As for the names and identities of each of the nine communities, those had already been there, said Baggs, “but nobody knew (exactly) where one started and one ended.” Still, the original names of each community were never lost and are still used today to distinguish between the different areas of town.
The names have been around for a long time, some of them dating back as far as the 16th century. While it is difficult to determine where each of the names came from with certainty, researchers have developed theories about how the communities came by their monikers.
Several community names are likely derived from the names of early families who settled in the region. Examples include Chamberlains, Lawrence Pond, and Manuels — although some speculate this last name was imposed in honour of Manuel I of Portugal as many early visitors to Newfoundland were Portuguese. The names Greeleytown and Peachytown, which are now considered to be part of Foxtrap, are similarly derived from families who migrated to the south side of Conception Bay from the north side. The name Kelligrews is likewise commonly believed to come from the surname of a local family, but there are several other theories about the name’s origin that are more exciting. Some believe the community is named after a 17th century pirate named Captain Alphonsus Kelly who had settled on Kelly’s Island.
You can still often tell what part of CBS someone hails from by their surname, whether it’s a Tilley or Nugent from Kelligrews, a Gleason or Geehan from Topsail, a Petten, Peach or Greeley from Foxtrap, a Morgan from Seal Cove, or an Eason from Long Pond. And we could go on.
Other community names in the area derive from geographical features. Seal Cove, Long Pond, and Upper Gullies were each named for the bodies of water that define their geography. The name Topsail too is thought to be related to the region’s topography. The way the rocks are formed above Topsail Beach is what allegedly gave the community its name. Since the high bluffs are composed partly of white quartz rock, they are said to resemble the “topsails” of a schooner.
The name Foxtrap – originally Fox Trap – carries historical significance according to tradition. Some locals believe the name arose from the community’s earliest settlers who named the region Fox Trap because foxes were plentiful and often caught in their rabbit snares. More modern accounts connect the name to an 1835 document that uses the term “Foxtrap” to refer to a pair of moccasins.
Finally, the name Conception Bay itself dates back as early as 1505. It first appeared on a world chart in Portuguese as Baía da Conceição and is thought to refer to the Feast of the Conception on December 8.

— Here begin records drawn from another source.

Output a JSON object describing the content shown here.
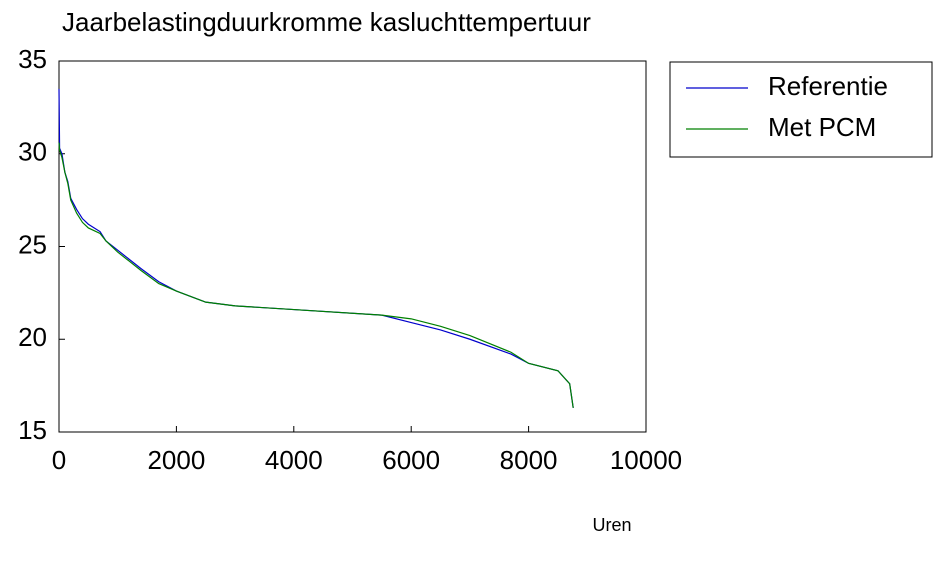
{
  "chart_data": {
    "type": "line",
    "title": "Jaarbelastingduurkromme kasluchttempertuur",
    "x_label": "Uren",
    "x": [
      0,
      10,
      50,
      100,
      150,
      200,
      300,
      400,
      500,
      700,
      800,
      1000,
      1200,
      1400,
      1700,
      2000,
      2500,
      3000,
      4000,
      5500,
      6000,
      6500,
      7000,
      7700,
      8000,
      8500,
      8700,
      8760
    ],
    "series": [
      {
        "name": "Referentie",
        "color": "#0000cc",
        "values": [
          33.5,
          30.3,
          30,
          29,
          28.5,
          27.6,
          27,
          26.5,
          26.2,
          25.8,
          25.3,
          24.8,
          24.3,
          23.8,
          23.1,
          22.6,
          22.0,
          21.8,
          21.6,
          21.3,
          20.9,
          20.5,
          20.0,
          19.2,
          18.7,
          18.3,
          17.6,
          16.3
        ]
      },
      {
        "name": "Met PCM",
        "color": "#008000",
        "values": [
          30.6,
          30.2,
          29.8,
          29,
          28.4,
          27.5,
          26.8,
          26.3,
          26.0,
          25.7,
          25.3,
          24.7,
          24.2,
          23.7,
          23.0,
          22.6,
          22.0,
          21.8,
          21.6,
          21.3,
          21.1,
          20.7,
          20.2,
          19.3,
          18.7,
          18.3,
          17.6,
          16.3
        ]
      }
    ],
    "xlim": [
      0,
      10000
    ],
    "xticks": [
      0,
      2000,
      4000,
      6000,
      8000,
      10000
    ],
    "ylim": [
      15,
      35
    ],
    "yticks": [
      15,
      20,
      25,
      30,
      35
    ],
    "legend": "outside-right"
  }
}
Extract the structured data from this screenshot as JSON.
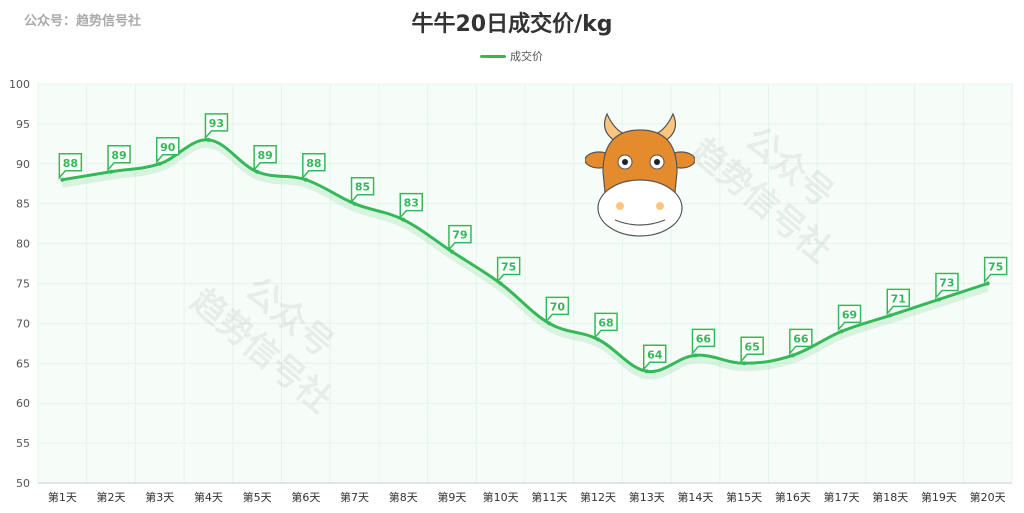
{
  "watermark": "公众号：趋势信号社",
  "watermark_lines": [
    "公众号",
    "趋势信号社"
  ],
  "chart_data": {
    "type": "line",
    "title": "牛牛20日成交价/kg",
    "legend": [
      "成交价"
    ],
    "legend_position": "top-center",
    "categories": [
      "第1天",
      "第2天",
      "第3天",
      "第4天",
      "第5天",
      "第6天",
      "第7天",
      "第8天",
      "第9天",
      "第10天",
      "第11天",
      "第12天",
      "第13天",
      "第14天",
      "第15天",
      "第16天",
      "第17天",
      "第18天",
      "第19天",
      "第20天"
    ],
    "series": [
      {
        "name": "成交价",
        "values": [
          88,
          89,
          90,
          93,
          89,
          88,
          85,
          83,
          79,
          75,
          70,
          68,
          64,
          66,
          65,
          66,
          69,
          71,
          73,
          75
        ]
      }
    ],
    "ylim": [
      50,
      100
    ],
    "yticks": [
      50,
      55,
      60,
      65,
      70,
      75,
      80,
      85,
      90,
      95,
      100
    ],
    "grid": true,
    "color": "#35b958"
  }
}
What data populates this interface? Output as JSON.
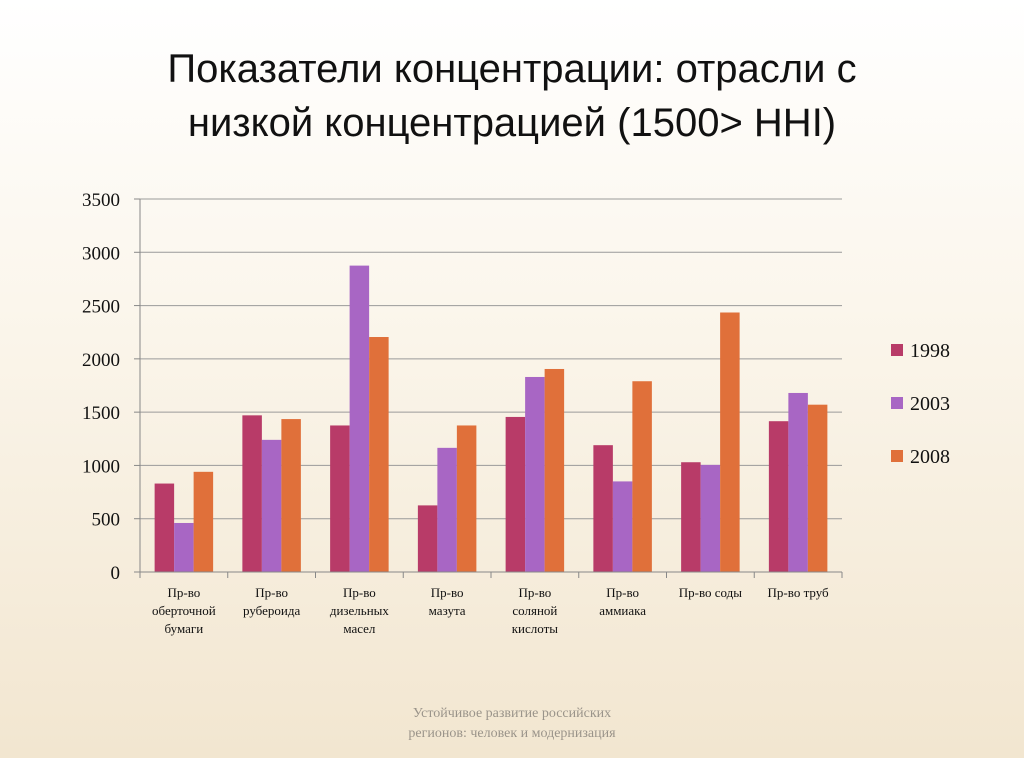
{
  "slide": {
    "title_line1": "Показатели концентрации: отрасли с",
    "title_line2": "низкой концентрацией (1500> HHI)",
    "footer_line1": "Устойчивое развитие российских",
    "footer_line2": "регионов: человек и модернизация"
  },
  "chart_data": {
    "type": "bar",
    "title": "",
    "xlabel": "",
    "ylabel": "",
    "ylim": [
      0,
      3500
    ],
    "yticks": [
      0,
      500,
      1000,
      1500,
      2000,
      2500,
      3000,
      3500
    ],
    "grid": true,
    "legend_position": "right",
    "categories": [
      [
        "Пр-во",
        "оберточной",
        "бумаги"
      ],
      [
        "Пр-во",
        "рубероида"
      ],
      [
        "Пр-во",
        "дизельных",
        "масел"
      ],
      [
        "Пр-во",
        "мазута"
      ],
      [
        "Пр-во",
        "соляной",
        "кислоты"
      ],
      [
        "Пр-во",
        "аммиака"
      ],
      [
        "Пр-во соды"
      ],
      [
        "Пр-во труб"
      ]
    ],
    "series": [
      {
        "name": "1998",
        "color": "#b83b68",
        "values": [
          830,
          1470,
          1375,
          625,
          1455,
          1190,
          1030,
          1415
        ]
      },
      {
        "name": "2003",
        "color": "#a866c4",
        "values": [
          460,
          1240,
          2875,
          1165,
          1830,
          850,
          1005,
          1680
        ]
      },
      {
        "name": "2008",
        "color": "#e0703a",
        "values": [
          940,
          1435,
          2205,
          1375,
          1905,
          1790,
          2435,
          1570
        ]
      }
    ]
  }
}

The Town’s dedication to preserving the historical names of its constituent communities is important for Conception Bay’s heritage, said Baggs. The Town has made strides to promote its heritage by establishing a webpage dedicated to sharing residents’ photos and stories from the early days in the community and by placing history board panels along frequently visited parts of the T’Railway system. A series of heritage books are also available for purchase for those who are interested in learning more about the community’s history. And most recently, the Town has acquired new signage for the T’railway, which incorporates the old names.
“One of the best things we’ve got is the fact that all the little towns are there, and their names are still there,” said Baggs. “History has carried on with it.”